Only on Sunday, three vehicles were involved in a pile-up on State Highway 2 near Clareville.

Fortunately, there were no injuries.

“The law says under normal conditions, to travel two seconds behind the vehicle ahead,” Bruce said.

“To check if you are travelling two seconds behind the vehicle in front, watch the vehicle in front of you pass a landmark – such as a sign, tree or power pole – at the side of the road

“As it passes the landmark, start counting ‘one thousand and one, one thousand and two’.

“If you pass the landmark before youfinish saying those eight words, you are following too closely.

“Slow down, pick another landmark and repeat the words to make sure you have increased your following distance.”

In bad weather, when the road is wet or slippery, or when a trailer is being towed, Bruce said drivers needed to increase their following distance to four seconds, “because you’ll take longer to stop if you need to”.

Speed is the biggest factor in determining the outcome of a crash.

“Just because a road may have a 100kmh speed limit, doesn’t always mean that is the safe speed, especially on rural and unfamiliar roads,” Bruce said.

“It is up to you, the driver, to ensure your speed is safe.

“It’s vital you are searching well ahead, up to 12 seconds ahead if possible, to read the road and what traffic is doing, so you can react in time to avoid last second braking leading to loss of control.”

Bruce said drivers must read and obey signs such as advisory speeds on bends, slippery when wet, or uneven surfaces, narrow or one-way bridges, or roadworks.
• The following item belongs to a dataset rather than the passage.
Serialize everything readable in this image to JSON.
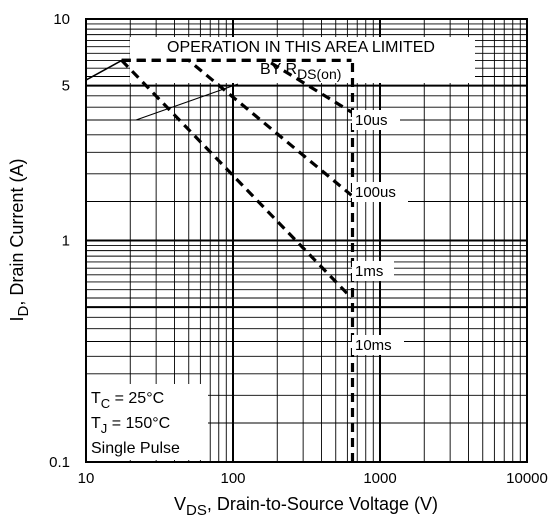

“Give yourself plenty of ‘wriggle’ room – don’t hug the centre-line, don’t follow too closely, and make sure you still have plenty of clear road to complete any passing manoeuvre.”

Driver fatigue

Driving conditions during a long trip can make drivers tired and severe fatigue has been likened to “a bit like driving drunk” – only, it is not detectable in routine stops by police.

Driving while fatigued leads to loss of concentration, the vehicle wandering across the road, speeding, braking too late, and missing seeing important indicators like road signs or traffic ahead coming to a stop.

“If not addressed, you can fall asleep, even momentarily, which leads to head-on crashes or running off the road,” Bruce said.

“Plenty of sleep before driving, regular stops to have light snacks, water and exercise, and sharing the driving are all things to do to combat fatigue.”

Buckle up, ‘everybody, every trip, every time’. PHOTO/GETTY IMAGES

Seatbelts

For older drivers, “make it click”, has been around for “donkeys”, Bruce said.

“It’s amazing then that still, around 30 per cent of all vehicle occupant deaths are people not buckled up.

“Some folk think they’re okay ‘just around town’

“Wrong. There is a 90 per cent chance of serious injury if unbelted in a crash at 50kmh.”

The force on seat belts can be as much as 20 times your weight – this is how hard you hit the inside of your vehicle without restraint.

“For young drivers, especially the guys who think it’s not ‘cool’ to wear your seatbelt . . . what’s not cool is lying in hospital for months, missing out on things like sports, fishing, or trips with your mates, and maybe living with a lifelong serious injury,” Bruce said.

He said it was the driver’s responsibility as well, to ensure that all passengers under 14 years old were restrained correctly.

All children aged under seven years old must be secured in an approved child restraint when travelling in cars or vans.

“The kids are the most vulnerable, so buckle them up correctly in the correct restraint, and set the example.

“Belt up everybody, every trip, every time.”

The Wairarapa Road Safety Council wishes everyone a safe and happy Easter.